On my first day of kindergarten—the name given to the first year of primary education where I grew up—I happened to end up on the front page of the local newspaper. Two friends and me were snapped crossing the street to get to school. One of the three of us is laughing with excitement, another is striding purposely forward with a spring in her step, and the third is nervously chewing the sleeve of his raincoat and looking at the ground. (I’ll let you look at the picture to figure out which is the five-year-old me.)

Every year around this time, I get out that picture and reflect on the wide range of emotions that can accompany the start of a new school year. Nervousness.
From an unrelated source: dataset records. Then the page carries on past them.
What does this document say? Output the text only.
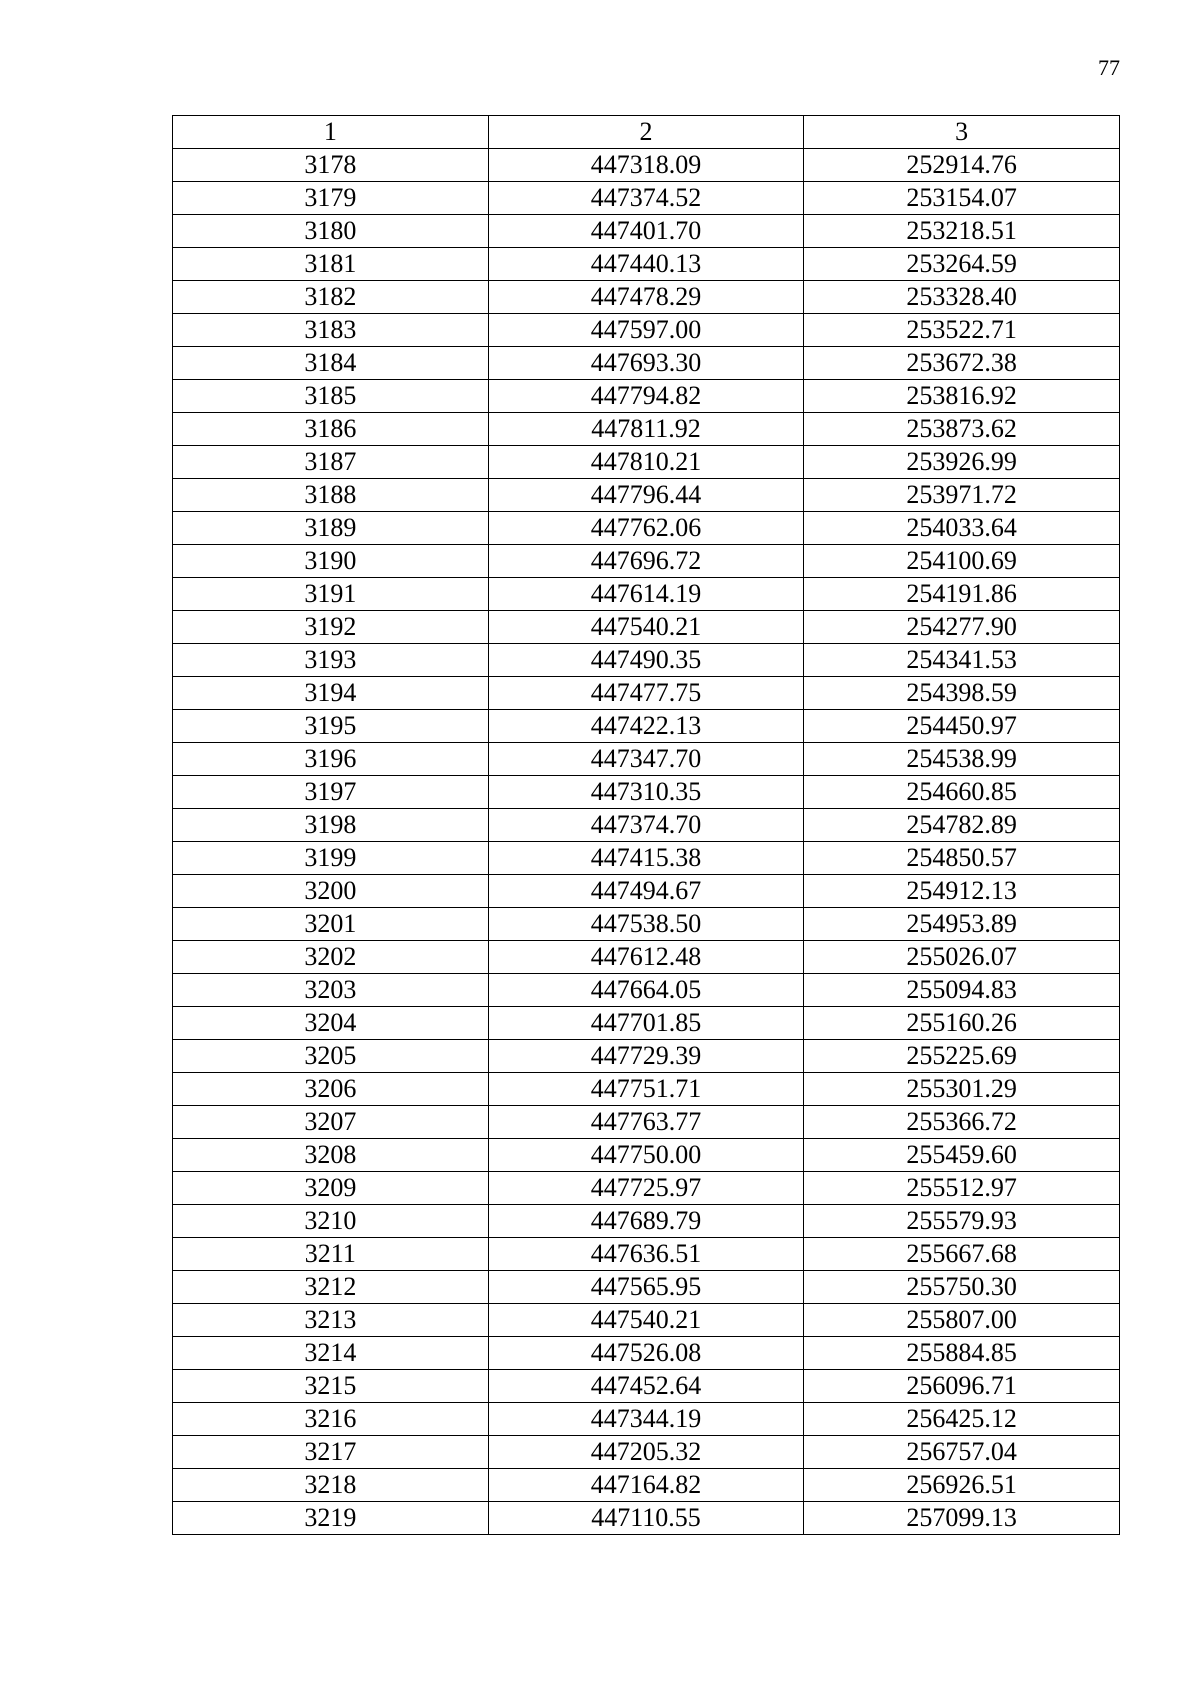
77
1	2	3
3178	447318.09	252914.76
3179	447374.52	253154.07
3180	447401.70	253218.51
3181	447440.13	253264.59
3182	447478.29	253328.40
3183	447597.00	253522.71
3184	447693.30	253672.38
3185	447794.82	253816.92
3186	447811.92	253873.62
3187	447810.21	253926.99
3188	447796.44	253971.72
3189	447762.06	254033.64
3190	447696.72	254100.69
3191	447614.19	254191.86
3192	447540.21	254277.90
3193	447490.35	254341.53
3194	447477.75	254398.59
3195	447422.13	254450.97
3196	447347.70	254538.99
3197	447310.35	254660.85
3198	447374.70	254782.89
3199	447415.38	254850.57
3200	447494.67	254912.13
3201	447538.50	254953.89
3202	447612.48	255026.07
3203	447664.05	255094.83
3204	447701.85	255160.26
3205	447729.39	255225.69
3206	447751.71	255301.29
3207	447763.77	255366.72
3208	447750.00	255459.60
3209	447725.97	255512.97
3210	447689.79	255579.93
3211	447636.51	255667.68
3212	447565.95	255750.30
3213	447540.21	255807.00
3214	447526.08	255884.85
3215	447452.64	256096.71
3216	447344.19	256425.12
3217	447205.32	256757.04
3218	447164.82	256926.51
3219	447110.55	257099.13
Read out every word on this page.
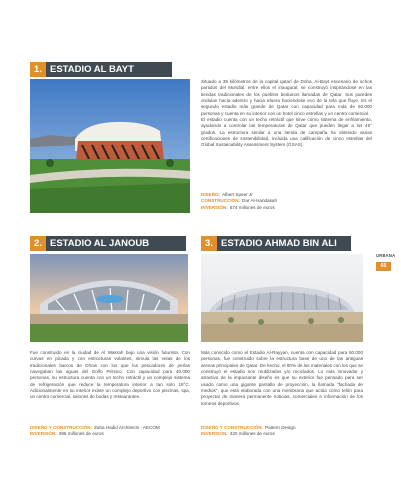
1. ESTADIO AL BAYT

Situado a 35 kilómetros de la capital qatarí de Doha, Al-Bayt escenario de ochos partidos del Mundial, entre ellos el inaugural, se construyó inspirándose en las tiendas tradicionales de los pueblos beduinos llamadas de Qatar. Sus paredes ondulan hacia adentro y hacia afuera haciéndose eco de la tela que fluye. Es el segundo estadio más grande de Qatar con capacidad para más de 60.000 personas y cuenta en su interior con un hotel cinco estrellas y un centro comercial.

El estadio cuenta con un techo retráctil que sirve como sistema de enfriamiento, ayudando a controlar las temperaturas de Qatar que pueden llegar a los 45° grados. La estructura similar a una tienda de campaña ha obtenido varias certificaciones de sostenibilidad, incluida una calificación de cinco estrellas del Global Sustainability Assessment System (GSAS).

DISEÑO: Albert Speer Jr
CONSTRUCCIÓN: Dar Al-Handasah
INVERSIÓN: 674 millones de euros
2. ESTADIO AL JANOUB
Fue construido en la ciudad de Al Wakrah bajo una visión futurista. Con curvas en picada y con estructuras volantes, simula las velas de los tradicionales barcos de Dhow con los que los pescadores de perlas navegaban las aguas del Golfo Pérsico. Con capacidad para 40.000 personas, su estructura cuenta con un techo retráctil y un complejo sistema de refrigeración que reduce la temperatura interior a tan solo 18°C. Adicionalmente en su interior existe un complejo deportivo con piscinas, spa, un centro comercial, salones de bodas y restaurantes.
DISEÑO Y CONSTRUCCIÓN: Zaha Hadid Architects - AECOM
INVERSIÓN: 286 millones de euros
3. ESTADIO AHMAD BIN ALI
Más conocido como el Estadio Al-Rayyan, cuenta con capacidad para 60.000 personas, fue construido sobre la estructura base de uno de las antiguas arenas principales de Qatar. De hecho, el 80% de los materiales con los que se construyó el estadio son reutilizados y/o reciclados. Lo más innovador y atractivo de la impactante diseño es que su exterior fue pensado para ser usado como una gigante pantalla de proyección, la llamada "fachada de medios", que está elaborada con una membrana que actúa como telón para proyectar de manera permanente noticias, comerciales e información de los torneos deportivos.
DISEÑO Y CONSTRUCCIÓN: Pattern Design
INVERSIÓN: 420 millones de euros
URBANA
65
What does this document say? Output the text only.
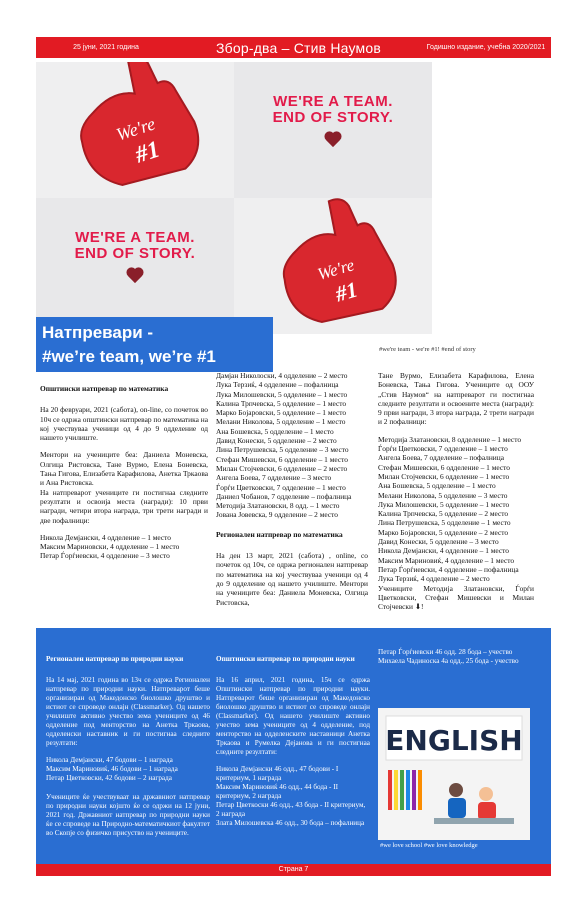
25 јуни, 2021 година	Збор-два – Стив Наумов	Годишно издание, учебна 2020/2021
We're
#1
WE'RE A TEAM.
END OF STORY.
WE'RE A TEAM.
END OF STORY.
We're
#1
Натпревари -
#we’re team, we’re #1	#we're team - we're #1! #end of story
Општински натпревар по математика

На 20 февруари, 2021 (сабота), on-line, со почеток во 10ч се одржа општински натпревар по математика на кој учествуваа ученици од 4 до 9 одделение од нашето училиште.

Ментори на учениците беа: Даниела Моневска, Олгица Ристовска, Тане Вурмо, Елена Боневска, Тања Гигова, Елизабета Карафилова, Анетка Тркаова и Ана Ристовска.

На натпреварот учениците ги постигнаа следните резултати и освоија места (награди): 10 први награди, четири втора награда, три трети награди и две пофалници:

Никола Демјански, 4 одделение – 1 место
Максим Мариновски, 4 одделение – 1 место
Петар Ѓорѓиевски, 4 одделение – 3 место
Дамјан Николоски, 4 одделение – 2 место
Лука Терзиќ, 4 одделение – пофалница
Лука Милошевски, 5 одделение – 1 место
Калина Трпчевска, 5 одделение – 1 место
Марко Бојаровски, 5 одделение – 1 место
Мелани Николова, 5 одделение – 1 место
Ана Бошевска, 5 одделение – 1 место
Давид Конески, 5 одделение – 2 место
Лина Петрушевска, 5 одделение – 3 место
Стефан Мишевски, 6 одделение – 1 место
Милан Стојчевски, 6 одделение – 2 место
Ангела Боева, 7 одделение – 3 место
Ѓорѓи Цветковски, 7 одделение – 1 место
Даниел Чобанов, 7 одделение – пофалница
Методија Златановски, 8 одд. – 1 место
Јована Јовевска, 9 одделение – 2 место
Регионален натпревар по математика

На ден 13 март, 2021 (сабота) , online, со почеток од 10ч, се одржа регионален натпревар по математика на кој учествуваа ученици од 4 до 9 одделение од нашето училиште. Ментори на учениците беа: Даниела Моневска, Олгица Ристовска,

Тане Вурмо, Елизабета Карафилова, Елена Боневска, Тања Гигова. Учениците од ООУ „Стив Наумов“ на натпреварот ги постигнаа следните резултати и освоените места (награди): 9 први награди, 3 втора награда, 2 трети награди и 2 пофалници:

Методија Златановски, 8 одделение – 1 место
Ѓорѓи Цветковски, 7 одделение – 1 место
Ангела Боева, 7 одделение – пофалница
Стефан Мишевски, 6 одделение – 1 место
Милан Стојчевски, 6 одделение – 1 место
Ана Бошевска, 5 одделение – 1 место
Мелани Николова, 5 одделение – 3 место
Лука Милошевски, 5 одделение – 1 место
Калина Трпчевска, 5 одделение – 2 место
Лина Петрушевска, 5 одделение – 1 место
Марко Бојаровски, 5 одделение – 2 место
Давид Конески, 5 одделение – 3 место
Никола Демјански, 4 одделение – 1 место
Максим Мариновиќ, 4 одделение – 1 место
Петар Ѓорѓиевски, 4 одделение – пофалница
Лука Терзиќ, 4 одделение – 2 место

Учениците Методија Златановски, Ѓорѓи Цветковски, Стефан Мишевски и Милан Стојчевски ⬇!

Регионален натпревар по природни науки

На 14 мај, 2021 година во 13ч се одржа Регионален натпревар по природни науки. Натпреварот беше организиран од Македонско биолошко друштво и истиот се спроведе онлајн (Classmarker). Од нашето училиште активно учество зема учениците од 46 одделение под менторство на Анетка Тркаова, одделенски наставник и ги постигнаа следните резултати:

Никола Демјански, 47 бодови – 1 награда
Максим Мариновиќ, 46 бодови – 1 награда
Петар Цветковски, 42 бодови – 2 награда

Учениците ќе учествуваат на државниот натпревар по природни науки којшто ќе се одржи на 12 јуни, 2021 год. Државниот натпревар по природни науки ќе се спроведе на Природно-математичкиот факултет во Скопје со физичко присуство на учениците.

Општински натпревар по природни науки

На 16 април, 2021 година, 15ч се одржа Општински натпревар по природни науки. Натпреварот беше организиран од Македонско биолошко друштво и истиот се спроведе онлајн (Classmarker). Од нашето училиште активно учество зема учениците од 4 одделение, под менторство на одделенските наставници Анетка Тркаова и Румелка Дејанова и ги постигнаа следните резултати:

Никола Демјански 46 одд., 47 бодови - I критериум, 1 награда
Максим Мариновиќ 46 одд., 44 бода - II критериум, 2 награда
Петар Цветкоски 46 одд., 43 бода - II критериум, 2 награда
Злата Милошевска 46 одд., 30 бода – пофалница
Петар Ѓорѓиевски 46 одд. 28 бода – учество
Михаела Чадиноска 4а одд., 25 бода - учество
ENGLISH
#we love school #we love knowledge
Страна 7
Excitement. Joy. Terror. Purposefulness. Uncertainty. Some combination of these or many others. Since that picture was taken, I’ve been through many more first days of school, as a student, a teacher, and an administrator. At one point or another I’ve felt all these emotions and more. Now I see that same range of emotions lived through my children and their friends.

I share this story because I know that among all of us there is a range of emotions as we prepare for the start of another school year. That is as it should be. As we launch into this new year, I encourage you to be aware of how you are feeling at this time—not because I want you to suppress those feelings but because how we are feeling at any given moment is a key determinant of how we make our way in the world.

That’s true of Christian ministry as well. So much of what shapes the pastoral encounter is driven by the emotions that we and others bring to it. You can have a wonderful theology of death and dying but if walking into a hospital room where someone is about to die makes you fearful, then the theology isn’t going to do you much good. Jesus calls us to love God with all our mind, yes, but also all our heart, soul, and strength—in other words, all of ourselves, including our emotions. In an academic environment such as this one, the mind can quickly take precedence. At our best, our programs here seek to be attentive to all aspects of following Jesus. It can begin by asking the question: how am I feeling in this moment? And then: how can Jesus be present with me in this feeling to serve God in this world?